Ma, ovviamente, la situazione è molto più complessa di quanto questa impostazione rinazionalizzatrice e neo-occidentale fa emergere.

Un sistema dei Licei, anche quando rivisitato e rafforzato da dosi massicce di scienza e tecnologia, non solo italiano, poteva forse andar bene in una civiltà e in una società dominante, egemonica e perciò autoreferenziale che non temeva confronti e scontri per il semplice fatto che di fronte alla sua “Ragione” non esistevano altre ragioni sostenute da forza economica e da tradizioni educative alternative o comunque in concorrenza.

È difficile, molto difficile, confrontarsi con tradizioni educative e forze economiche che nei propri curricoli e nelle proprie maestranze non hanno mai conosciuto o praticato approcci umanistici o illuministici, ma, che, al contrario, si misurano col mondo in termini naturalistici o mistici che non si escludono a vicenda e che praticano e vivono le relazioni sociali in termini di armonia cosmica.

L’introduzione, là dove è avvenuta, nelle nostre scuole, delle “dottrine” costruttivistiche ha ulteriormente “soggettivato” e “idealizzato” l’approccio educativo, allontanando ulteriormente, se non addirittura negando, l’incontro con il naturalismo e con la realtà.

Non è solo una questione di nuovi immaginari e di linguaggi alternativi figli dell’elettronica e dell’informatica. I nostri adolescenti e i nostri giovani, attraverso i mille rivoli di una globalizzazione ricorrente e permanente, rivendicano strategie e stili educativi che la Riforma neanche intravede. L’enfatizzazione di un modello educativo fortemente “culturalistico” nelle nostre istituzioni formative non coglie e non accoglie dinamiche mente-corpo e processi di apprendimento non necessariamente scuola-centrici.
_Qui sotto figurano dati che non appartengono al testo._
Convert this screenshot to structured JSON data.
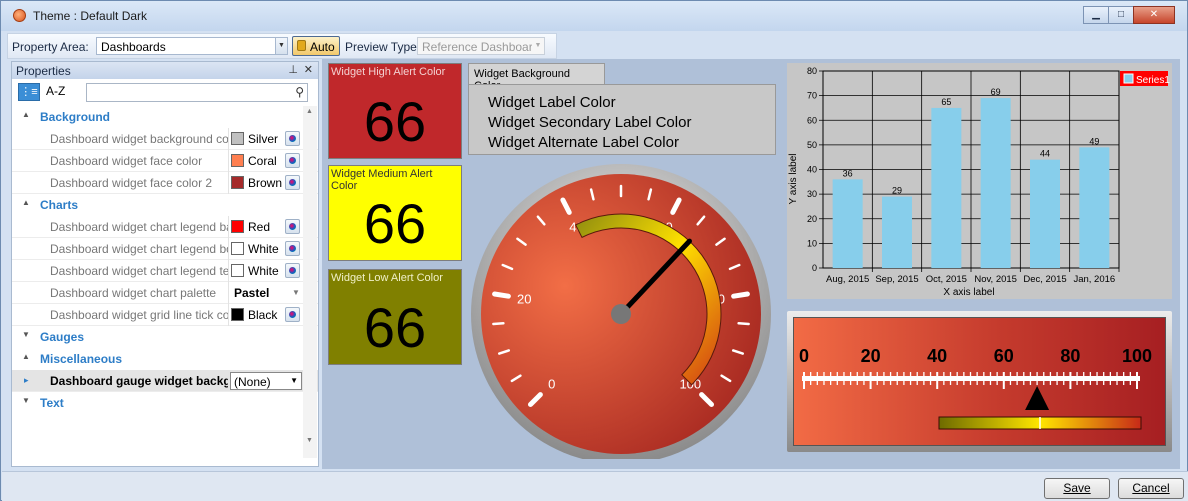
{
  "window": {
    "title": "Theme : Default Dark"
  },
  "toolbar": {
    "property_area_label": "Property Area:",
    "property_area_value": "Dashboards",
    "auto_label": "Auto",
    "preview_type_label": "Preview Type:",
    "preview_type_value": "Reference Dashboard"
  },
  "properties": {
    "title": "Properties",
    "sort_label": "A-Z",
    "search_placeholder": "",
    "categories": [
      {
        "name": "Background",
        "expanded": true
      },
      {
        "name": "Charts",
        "expanded": true
      },
      {
        "name": "Gauges",
        "expanded": false
      },
      {
        "name": "Miscellaneous",
        "expanded": true
      },
      {
        "name": "Text",
        "expanded": false
      }
    ],
    "background_rows": [
      {
        "name": "Dashboard widget background col",
        "value": "Silver",
        "color": "#C0C0C0"
      },
      {
        "name": "Dashboard widget face color",
        "value": "Coral",
        "color": "#FF7F50"
      },
      {
        "name": "Dashboard widget face color 2",
        "value": "Brown",
        "color": "#A52A2A"
      }
    ],
    "chart_rows": [
      {
        "name": "Dashboard widget chart legend ba",
        "value": "Red",
        "color": "#FF0000"
      },
      {
        "name": "Dashboard widget chart legend bo",
        "value": "White",
        "color": "#FFFFFF"
      },
      {
        "name": "Dashboard widget chart legend tex",
        "value": "White",
        "color": "#FFFFFF"
      },
      {
        "name": "Dashboard widget chart palette",
        "value": "Pastel"
      },
      {
        "name": "Dashboard widget grid line tick col",
        "value": "Black",
        "color": "#000000"
      }
    ],
    "misc_rows": [
      {
        "name": "Dashboard gauge widget backgrou",
        "value": "(None)"
      }
    ]
  },
  "alerts": {
    "high": {
      "label": "Widget High Alert Color",
      "value": "66",
      "color": "#C0282B"
    },
    "medium": {
      "label": "Widget Medium Alert Color",
      "value": "66",
      "color": "#FFFF00"
    },
    "low": {
      "label": "Widget Low Alert Color",
      "value": "66",
      "color": "#808000"
    }
  },
  "label_colors": {
    "tab": "Widget Background Color",
    "lines": [
      "Widget Label Color",
      "Widget Secondary Label Color",
      "Widget Alternate Label Color"
    ]
  },
  "radial_gauge": {
    "min": 0,
    "max": 100,
    "value": 66,
    "tick_labels": [
      "0",
      "20",
      "40",
      "60",
      "80",
      "100"
    ]
  },
  "linear_gauge": {
    "min": 0,
    "max": 100,
    "value": 70,
    "tick_labels": [
      "0",
      "20",
      "40",
      "60",
      "80",
      "100"
    ]
  },
  "chart_data": {
    "type": "bar",
    "categories": [
      "Aug, 2015",
      "Sep, 2015",
      "Oct, 2015",
      "Nov, 2015",
      "Dec, 2015",
      "Jan, 2016"
    ],
    "series": [
      {
        "name": "Series1",
        "values": [
          36,
          29,
          65,
          69,
          44,
          49
        ],
        "color": "#87CEEB"
      }
    ],
    "xlabel": "X axis label",
    "ylabel": "Y axis label",
    "ylim": [
      0,
      80
    ],
    "yticks": [
      "0",
      "10",
      "20",
      "30",
      "40",
      "50",
      "60",
      "70",
      "80"
    ],
    "grid": true,
    "legend": "top-right",
    "legend_color": "#FF0000"
  },
  "buttons": {
    "save": "Save",
    "cancel": "Cancel"
  }
}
I rapporti “naturali” non solo ecologicamente intesi non sono minimamente considerati. Le relazioni e le transazioni uomo-natura sono ancora intrise e “insegnate” nella logica del superomismo.

Tutto ciò che si apprende è ancora finalizzato a una logica di dominio umano sulla natura, ma anche sul proprio corpo. La natura è vista come una nemica al contrario di quanto accade in Oriente dove si apprende nelle scuole l’importanza di un rapporto armonico con la natura in cui anche la società è immersa.

Il costruttivismo dilagante in Occidente nei curricoli e nelle transazioni educative separa ulteriormente natura e cultura. La tecnologia retorica e quella scientifica affiancano, sostengono e potenziano l’artificialità dell’educazione e della vita quotidiana. L’enfasi posta sul merito divide e atomizza artificialmente la classe. Gli esclusi dal club meritocratico, la maggioranza degli allievi, risponderanno sempre di più col bullismo e col disagio a una scuola sempre più atomizzata e tecnologizzata dal merito individuale che costruisce ulteriori barriere e divisioni sociali e “naturali”.